3 Tahun Krisis Air Bersih, Embarkasi Haji Indramayu Disidak Perumdam Tirta Darma Ayu

3 Tahun Krisis Air Bersih, Embarkasi Haji Indramayu Disidak Perumdam Tirta Darma Ayu

SIDAK. Dirut PDAM Tirta Darma Ayu, Nurpan beserta jajaran direksi saat melihat kondisi fasilitas air bersih di Embarkasi Haji Indramayu.-ISTIMEWA/RAKYATCIREBON.DISWAY.ID-

INDRAMAYU, RAKYATCIREBON.DISWAY.ID - Selama 3 tahun terakhir, krisis air bersih terjadi di Embarkasi Haji INDRAMAYU. Kondisi ini menjadi perhatian Perumdam Tirta Darma Ayu hingga melakukan inspeksi mendadak (sidak) untuk mengetahui penyebab dan mencari solusinya.

Krisis air bersih di tempat itu seharusnya tidak terjadi. Terlebih setiap tahunnya rutin digunakan untuk keperluan jemaah haji yang tidak hanya dari Kabupaten Indramayu.

"Jadi embarkasi haji ini, selama 3 tahun musim haji beroperasi selalu disuntik untuk kebutuhan airnya dengan menggunakan mobil tangki air, dimana setiap harinya 30 tangki air untuk memenuhi kebutuhan di embarkasi ini," jelas Dirut Perumdam Tirta Darma Ayu, Nurpan, Jumat (24/10/2025).

Ia menyebutkan, terhadap hal itu pihaknya sudah membentuk tim untuk mengatasi persoalannya agar segera diatasi. Sehingga kebutuhan air jemaah haji pada saat musim haji tiba nanti dapat terpenuhi secara maksimal.

"Saya pastikan harus ada instalasi air bersih di sini. Ini sudah terlalu lama mangkrak," ungkapnya.
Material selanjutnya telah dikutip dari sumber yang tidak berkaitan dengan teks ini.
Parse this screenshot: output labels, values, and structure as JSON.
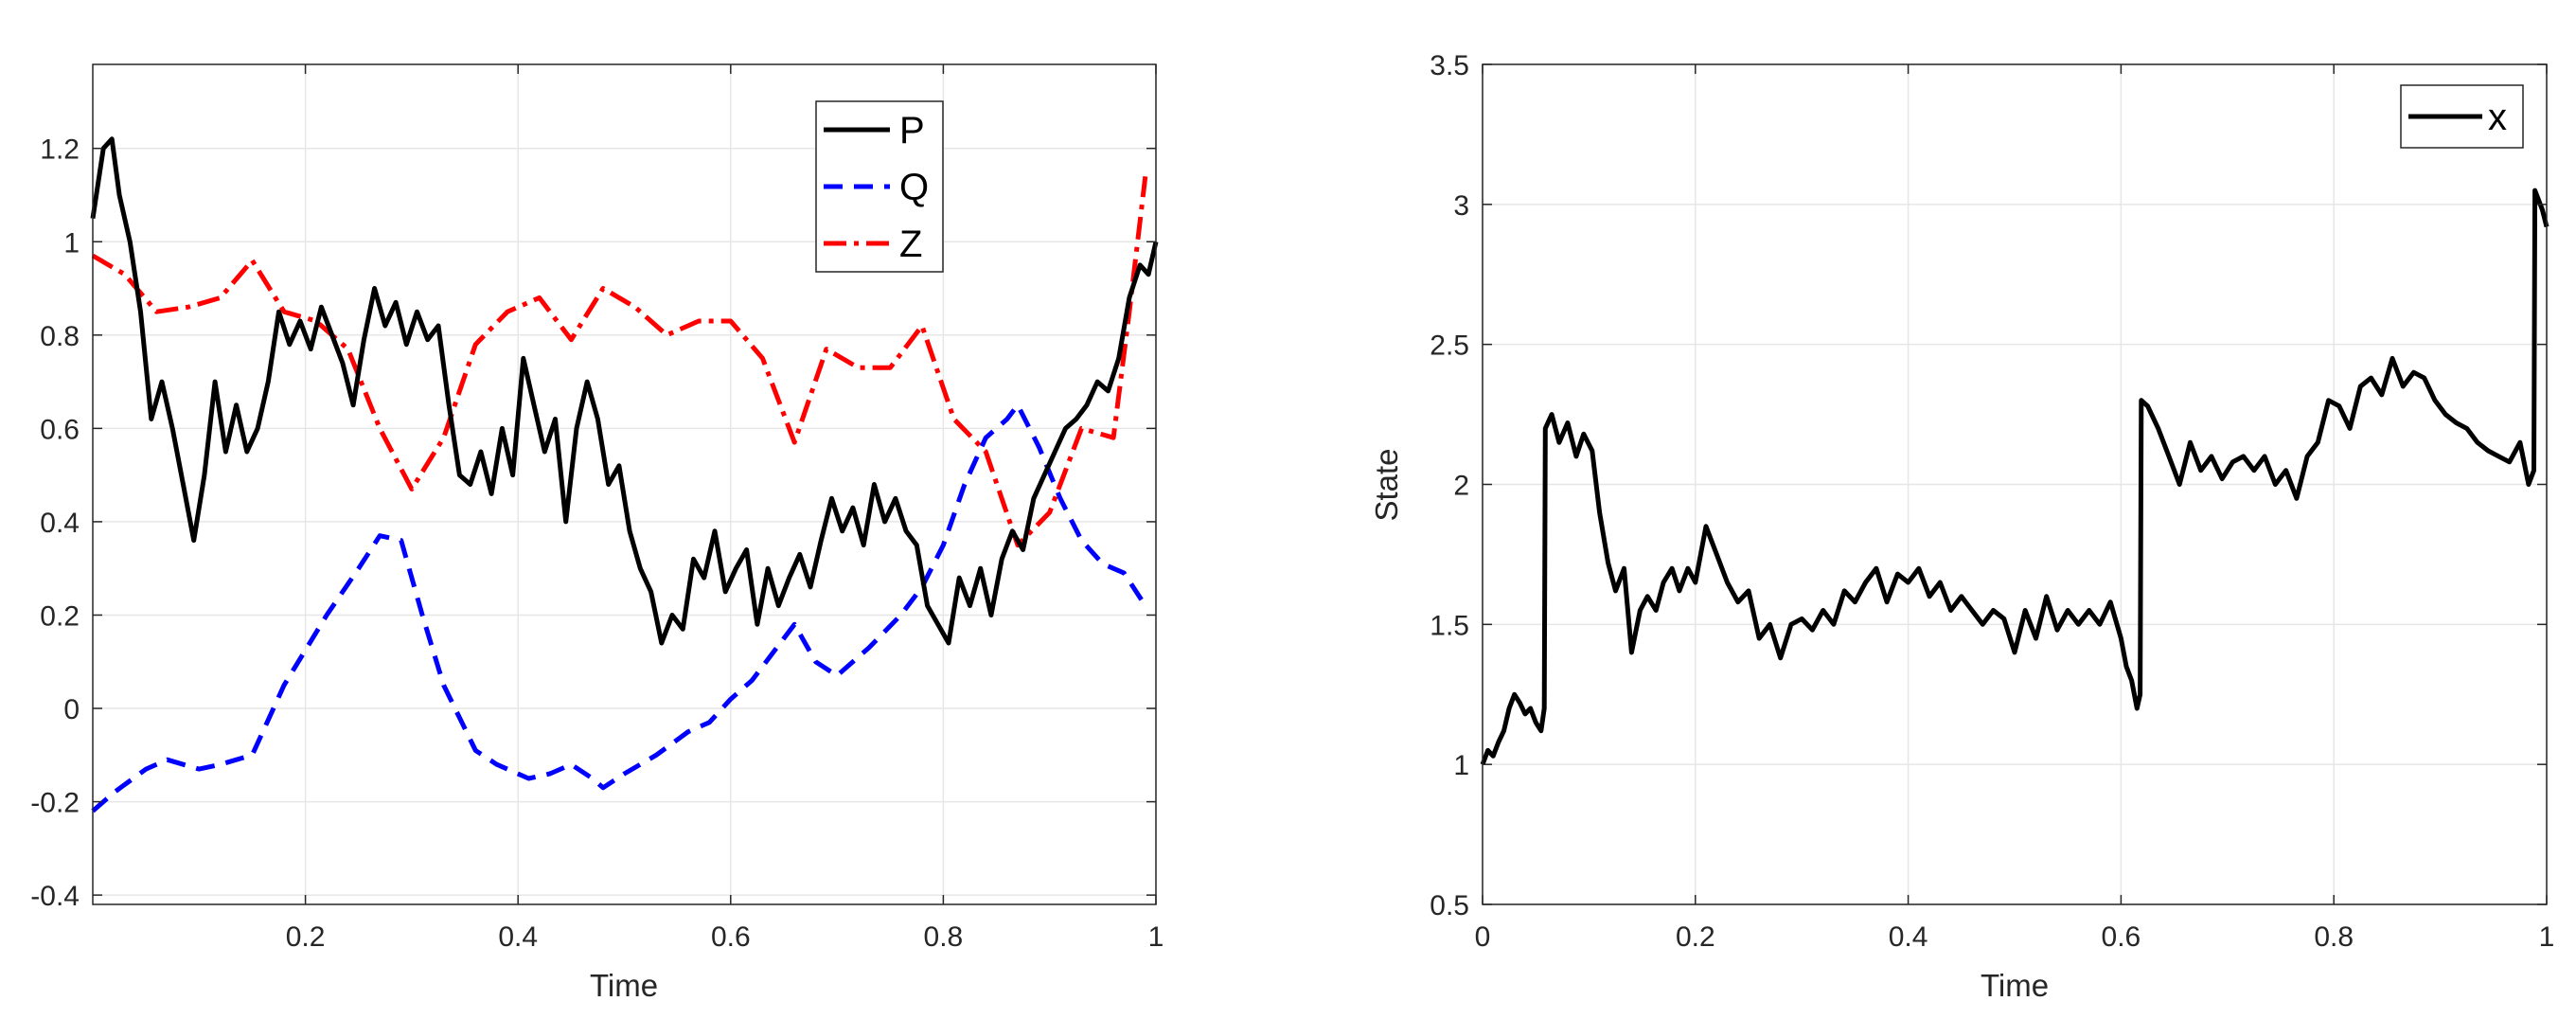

Menurut Nurpan, Embarkasi Haji Indramayu memiliki nilai strategis. Hal ini karena menjadi salah satu ikon nasional yang dipercayakan kepada daerah untuk menyambut jemaah haji dari berbagai wilayah.

"Sangat memalukan kalau kita tidak bisa menyiapkan infrastruktur dan jaringan air bersih di tempat yang menjadi wajah Indramayu di tingkat nasional," ucapnya.

Dari hasil pengecekan di lapangan, lanjut Nurpan, pihaknya memastikan pemasangan instalasi air bersih akan dimulai bulan depan. Ia menargetkan pekerjaan dapat selesai dalam waktu sekitar satu bulan pengerjaan.

"Saya sudah melihat kesiapan dari internal PDAM, termasuk Dirtek dan Balitbang. Alhamdulillah, semuanya siap. Bulan depan instalasi akan mulai dikerjakan," terang dia.

Selama ini, kebutuhan air di Embarkasi Haji Indramayu dipenuhi melalui pasokan air menggunakan mobil tangki, terutama saat musim haji. Jumlahnya mencapai sekitar 30 tangki per hari.

"Saya agak miris melihat kondisi itu. Selain biayanya tinggi, juga mencerminkan ketidaksiapan kita dalam melayani jemaah," kata Nurpan.

Untuk mengatasi persoalan tersebut secara permanen, Perumdam Tirta Darma Ayu telah menyiapkan solusi jangka panjang. Yaitu dengan mengalirkan air dari Unit Pamayahan yang memiliki kapasitas mencukupi. 

"Pasokannya butuh 10 liter per detik, dan saya sudah cek suplai airnya tersedia," sebutnya.

Ke depan, pihaknya juga akan membangun Instalasi Pengolahan Air (IPA) di wilayah Leuwigede dengan kapasitas 100 liter per detik. Sebagian akan dialirkan ke rumah sakit, Polindra, dan ke embarkasi.